We got together with some friends: 3 husbands, 2 wives, and a whole lot of kids running around in my tiny house (and this was after running around in the park for 3 hours!) I played the good hostess: pizza, chips, salsa, popcorn and beer all around while playing referee/coach to the kids and babying the baby (I’m really getting good with this multi-multi-tasking thing!)
The conversation: investing. Who’s money? Mine, his, ours. The idea: if each family had $10 thousand to spare, let’s all pool it together and make millions in the stock market! If not the stock market, maybe have a brilliant idea, invent something, and again make millions! The three guys were all excited, spouting out plans to lure investors, suggesting companies (evil vs. good) worthy of our time and money, checking out stocks in real time (the I-Phone came in handy), naming billionaires who have done it (and bygosh, why couldn’t we!)
The guys were about to pee in their pants with the excitement of spending money they didn’t have. The other wife and I ate the chips and rolled our eyes. Patiently, we listened to their pipe dreams, nodding our heads appropriately. They were like children who have just cracked open a piggy bank. They wanted the yachts, the beach house, the Learjet, and a small private island – all they had to do was play the stock market: buy low and sell high – just how hard can it be! Now, show me the money!
Calmly, the other wife said: if she had to trust her money with anyone in the room, it would be with me – the only other woman in the room. I beamed with pride. My husband laughed (laughter stopped short with my evil eye).
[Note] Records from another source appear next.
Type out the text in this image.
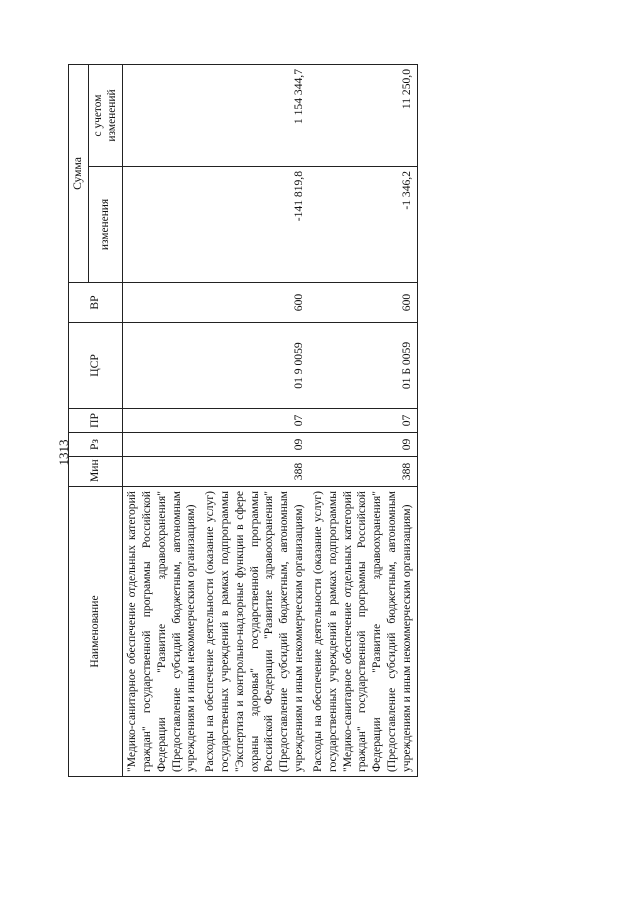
1313
Наименование	Мин	Рз	ПР	ЦСР	ВР	Сумма	
						изменения	с учетом изменений
"Медико-санитарное обеспечение отдельных категорий граждан" государственной программы Российской Федерации "Развитие здравоохранения" (Предоставление субсидий бюджетным, автономным учреждениям и иным некоммерческим организациям)							
Расходы на обеспечение деятельности (оказание услуг) государственных учреждений в рамках подпрограммы "Экспертиза и контрольно-надзорные функции в сфере охраны здоровья" государственной программы Российской Федерации "Развитие здравоохранения" (Предоставление субсидий бюджетным, автономным учреждениям и иным некоммерческим организациям)	388	09	07	01 9 0059	600	-141 819,8	1 154 344,7
Расходы на обеспечение деятельности (оказание услуг) государственных учреждений в рамках подпрограммы "Медико-санитарное обеспечение отдельных категорий граждан" государственной программы Российской Федерации "Развитие здравоохранения" (Предоставление субсидий бюджетным, автономным учреждениям и иным некоммерческим организациям)	388	09	07	01 Б 0059	600	-1 346,2	11 250,0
He claimed I was too emotional and could not be trusted with money (such bravery to speak about me like that, even if in jest). He said I think emotionally. What does that even mean?
But then again, much beer was imbibed that night, and so the discussion and dreams became more grandiose and eventually dwindled down to nothing. The night ended and we returned to reality. Pipe dreams to be continued at the next smoke-out.
That night, as we snuggled in bed, I asked my husband again if he would trust me with his money. “Yes, of course I would trust you. You have really good judgement,” he said. Good answer, honey. See how fickle men can be depending on the company they are with? Now who’s thinking emotionally.